05:17Si je prends l'empreinte carbone moyenne, en France,
05:20c'est à peu près 10 tonnes équivalent en CO2.
05:21Là-dedans, le premier poste qui va représenter quasiment un quart,
05:24c'est les transports.
05:25En gros, c'est 80 voitures, 20 avions et le reste, on ne très peu.
05:28Donc vous avez le logement.
05:29Dans le logement, vous avez le fait de faire construire.
05:31Quand vous faites construire votre logement,
05:33c'est plusieurs dizaines de tonnes de CO2 qui sont émises d'un seul coup.
05:35Vous avez ensuite son chauffage et éventuellement sa climatisation.
05:38Un troisième poste après, ça va être la nourriture,
05:40où là, on va dire les produits animaux, c'est plus de la moitié.
05:42Et le deuxième poste, c'est les poissons, les sodas, les alcools, le vin, etc.
05:47Après, vous avez un poste qui concerne les achats, tout ce qu'on achète.
05:50Les vêtements, les brosses à dents, les tables, les chaises,
05:54l'électronique évidemment, voilà.
05:56Et ça, ça fait un petit quart.
05:57Et enfin, vous avez un dernier poste qui représente les services publics.
06:00Donc ça, c'est aussi des choses dont vous bénéficiez.
06:02Simplement, vous le payez au travers de vos impôts.
06:03Et donc là-dedans, vous allez trouver l'enseignement secondaire,
06:05les universités, l'armée et le système de soins.

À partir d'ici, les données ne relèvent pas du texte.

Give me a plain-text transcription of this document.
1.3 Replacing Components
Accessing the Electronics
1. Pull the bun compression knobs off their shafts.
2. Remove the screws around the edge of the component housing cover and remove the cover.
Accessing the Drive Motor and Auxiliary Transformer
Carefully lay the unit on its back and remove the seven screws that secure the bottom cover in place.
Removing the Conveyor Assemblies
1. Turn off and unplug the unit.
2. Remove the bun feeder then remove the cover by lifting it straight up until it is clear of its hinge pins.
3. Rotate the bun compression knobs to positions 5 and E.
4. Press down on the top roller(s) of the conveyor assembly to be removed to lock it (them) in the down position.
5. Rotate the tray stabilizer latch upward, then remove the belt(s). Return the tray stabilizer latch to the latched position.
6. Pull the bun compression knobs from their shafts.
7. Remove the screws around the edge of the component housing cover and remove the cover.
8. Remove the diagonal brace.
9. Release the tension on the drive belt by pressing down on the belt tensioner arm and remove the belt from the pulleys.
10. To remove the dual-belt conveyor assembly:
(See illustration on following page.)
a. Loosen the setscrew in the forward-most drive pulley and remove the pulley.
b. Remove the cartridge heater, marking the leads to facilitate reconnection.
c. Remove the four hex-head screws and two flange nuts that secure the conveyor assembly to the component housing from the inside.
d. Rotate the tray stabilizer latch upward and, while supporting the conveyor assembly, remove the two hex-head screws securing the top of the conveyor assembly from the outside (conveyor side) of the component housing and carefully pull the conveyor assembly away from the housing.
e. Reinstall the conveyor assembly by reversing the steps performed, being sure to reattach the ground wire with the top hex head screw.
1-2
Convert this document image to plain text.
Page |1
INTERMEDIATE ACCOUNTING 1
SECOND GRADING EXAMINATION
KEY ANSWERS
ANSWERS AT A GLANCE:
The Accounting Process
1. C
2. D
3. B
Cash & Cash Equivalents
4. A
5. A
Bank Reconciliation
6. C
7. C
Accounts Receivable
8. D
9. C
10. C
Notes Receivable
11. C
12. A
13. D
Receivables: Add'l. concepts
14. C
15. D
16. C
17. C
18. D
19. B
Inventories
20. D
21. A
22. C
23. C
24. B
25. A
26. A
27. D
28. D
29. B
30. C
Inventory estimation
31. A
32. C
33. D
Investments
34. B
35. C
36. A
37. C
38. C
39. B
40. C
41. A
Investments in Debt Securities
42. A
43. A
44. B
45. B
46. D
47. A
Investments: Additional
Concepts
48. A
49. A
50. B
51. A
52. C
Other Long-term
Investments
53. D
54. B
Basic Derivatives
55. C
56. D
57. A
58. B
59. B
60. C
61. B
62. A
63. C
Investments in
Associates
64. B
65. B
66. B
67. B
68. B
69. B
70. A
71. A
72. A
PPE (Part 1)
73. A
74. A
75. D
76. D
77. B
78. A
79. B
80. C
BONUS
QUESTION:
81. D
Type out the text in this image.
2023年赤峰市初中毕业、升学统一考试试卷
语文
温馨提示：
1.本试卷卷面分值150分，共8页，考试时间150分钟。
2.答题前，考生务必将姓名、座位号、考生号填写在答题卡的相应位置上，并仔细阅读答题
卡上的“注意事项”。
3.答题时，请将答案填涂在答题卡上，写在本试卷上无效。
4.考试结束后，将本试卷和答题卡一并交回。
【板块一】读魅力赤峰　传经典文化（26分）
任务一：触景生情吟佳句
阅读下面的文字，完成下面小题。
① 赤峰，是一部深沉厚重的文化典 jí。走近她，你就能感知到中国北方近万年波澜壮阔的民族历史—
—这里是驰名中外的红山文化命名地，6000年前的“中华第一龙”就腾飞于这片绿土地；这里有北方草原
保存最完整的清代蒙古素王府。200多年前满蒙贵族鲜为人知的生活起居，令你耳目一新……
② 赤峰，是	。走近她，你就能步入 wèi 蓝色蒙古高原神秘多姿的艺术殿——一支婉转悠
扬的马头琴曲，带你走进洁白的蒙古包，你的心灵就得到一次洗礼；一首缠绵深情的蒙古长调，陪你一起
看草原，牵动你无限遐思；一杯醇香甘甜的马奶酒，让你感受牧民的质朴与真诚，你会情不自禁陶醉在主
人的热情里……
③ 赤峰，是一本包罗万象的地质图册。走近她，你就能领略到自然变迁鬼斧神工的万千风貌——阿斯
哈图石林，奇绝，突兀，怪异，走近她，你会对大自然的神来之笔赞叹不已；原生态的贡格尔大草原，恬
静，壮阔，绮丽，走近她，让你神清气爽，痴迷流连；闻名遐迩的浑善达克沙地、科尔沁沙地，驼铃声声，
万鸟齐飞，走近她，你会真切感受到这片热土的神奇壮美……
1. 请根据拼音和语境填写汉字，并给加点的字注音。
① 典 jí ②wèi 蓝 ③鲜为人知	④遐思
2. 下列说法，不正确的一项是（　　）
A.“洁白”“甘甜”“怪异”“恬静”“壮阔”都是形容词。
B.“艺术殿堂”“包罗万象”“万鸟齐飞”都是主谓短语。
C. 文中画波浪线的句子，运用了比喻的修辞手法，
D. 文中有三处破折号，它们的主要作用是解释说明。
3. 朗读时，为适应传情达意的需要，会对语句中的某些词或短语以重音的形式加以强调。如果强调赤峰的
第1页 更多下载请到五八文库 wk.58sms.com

06:09Si on prend un peu de recul, depuis les années 90,
06:12la trajectoire de l'empreinte carbone de la France
06:14évolue différemment de celle des émissions domestiques.
06:17L'empreinte carbone par personne, elle a augmenté jusqu'au milieu des années 2000.
06:22Et depuis le milieu des années 2000, elle diminue très légèrement.
06:24Mais elle a diminué moins vite que les émissions domestiques.
06:28Ça reflète les dynamiques à l'œuvre dans la production et la consommation,
06:31et notamment le rôle des délocalisations.
06:33La raison pour laquelle l'empreinte carbone n'a pas baissé aussi vite que les émissions domestiques,
06:37c'est qu'il y a un effet de report.
06:38On importe de plus en plus d'émissions, on va dire,
06:40qui ont eu lieu ailleurs et qui sont contenues dans les produits et services fabriqués à l'étranger.
06:43Et tout ceci illustre des changements radicaux dans la comparaison entre pays,
06:47selon que l'on privilégie l'approche par territoire ou celle par la consommation,
06:51mais aussi et surtout selon qu'on les considère par pays ou qu'on les ramène par habitant.
06:56La Chine, c'est 30% des émissions mondiales, d'accord ?
06:58Mais si je descends au niveau de bassins de population qui sont d'une taille comparable à celle de la France,
07:03par paquet de 70 millions de Chinois,
07:06les émissions sont aussi de 1% des émissions mondiales.
07:09Donc est-ce qu'il faut que la Chine s'occupe des émissions ?
07:10Puisque par paquet de 70 millions, c'est 1% seulement.